Essas experiências que registramos do passado são conhecidas como crenças, que são as verdades absolutas que acreditamos e que moldam todas as nossas decisões com dinheiro. Então, para começar a resolver isso reflita:

Você é ou está uma pessoa compulsiva?

Quando você é, busque um processo terapêutico. Esse serviço esta disponível na Atitude Emocional com as psicólogas Zora Viana ou Eliana Almeida.

Quando está, busque um processo de Coaching de Finanças, nele desenvolvemos a sua mente de prosperidade e clareza de objetivos, que refletem nos seus sentimentos atuais e consequentemente nos seus comportamentos. O coaching de Finanças esta disponível na Atitude nas Finanças e é realizado por mim.

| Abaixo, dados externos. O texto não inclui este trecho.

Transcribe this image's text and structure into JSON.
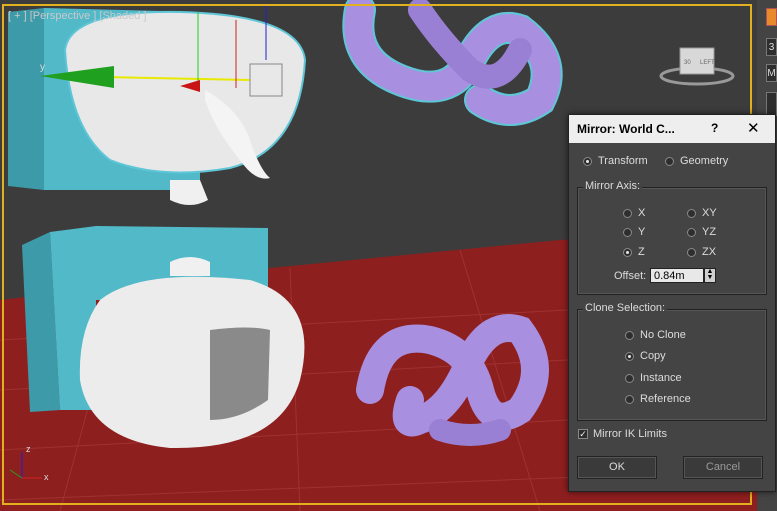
{
  "viewport": {
    "label": "[ + ] [Perspective ] [Shaded ]",
    "axis_y_label": "y",
    "corner_axes": {
      "z": "z",
      "x": "x"
    }
  },
  "viewcube": {
    "front": "30",
    "left": "LEFT"
  },
  "right_strip": {
    "b1": "3",
    "b2": "M"
  },
  "dialog": {
    "title": "Mirror: World C...",
    "help_icon": "?",
    "close_icon": "✕",
    "modes": [
      {
        "label": "Transform",
        "selected": true
      },
      {
        "label": "Geometry",
        "selected": false
      }
    ],
    "mirror_axis": {
      "title": "Mirror Axis:",
      "options": [
        {
          "label": "X",
          "selected": false
        },
        {
          "label": "XY",
          "selected": false
        },
        {
          "label": "Y",
          "selected": false
        },
        {
          "label": "YZ",
          "selected": false
        },
        {
          "label": "Z",
          "selected": true
        },
        {
          "label": "ZX",
          "selected": false
        }
      ],
      "offset_label": "Offset:",
      "offset_value": "0.84m"
    },
    "clone_selection": {
      "title": "Clone Selection:",
      "options": [
        {
          "label": "No Clone",
          "selected": false
        },
        {
          "label": "Copy",
          "selected": true
        },
        {
          "label": "Instance",
          "selected": false
        },
        {
          "label": "Reference",
          "selected": false
        }
      ]
    },
    "mirror_ik": {
      "label": "Mirror IK Limits",
      "checked": true
    },
    "ok_label": "OK",
    "cancel_label": "Cancel"
  },
  "colors": {
    "selection_border": "#e0b01e",
    "floor": "#8e1f1f",
    "wall": "#52b9c9",
    "knot": "#a98fe0",
    "teapot": "#ececec"
  }
}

O que mais pode te ajudar:

  1. Comece a prestar mais atenção em você,
  2. Não faça tantos parcelamentos e em muitas vezes (se fizer, faça um controle para saber o valor total das parcelas daquele mês),
  3. Pague à vista e com dinheiro,
  4. Leve o dinheiro contado para o que precisa comprar,
  5. Comece a procurar justificativas reais, motivos reais para sua compra,
  6. Não viva só no presente ou no futuro, busque um equilíbrio,
  7. Defina metas a médio prazo e pense nelas todos os dias, comece a pesquisar, a sonhar com essas metas.

Você pode SIM, ter uma relação mais saudável com seu dinheiro!

Aqui no Grupo Atitude Emocional temos o profissional certo para te ajudar, fale conosco.

#partiuprosperar

Ana Cláudia Rodrigues
Coach de Finanças, Economista, Administradora e Palestrante.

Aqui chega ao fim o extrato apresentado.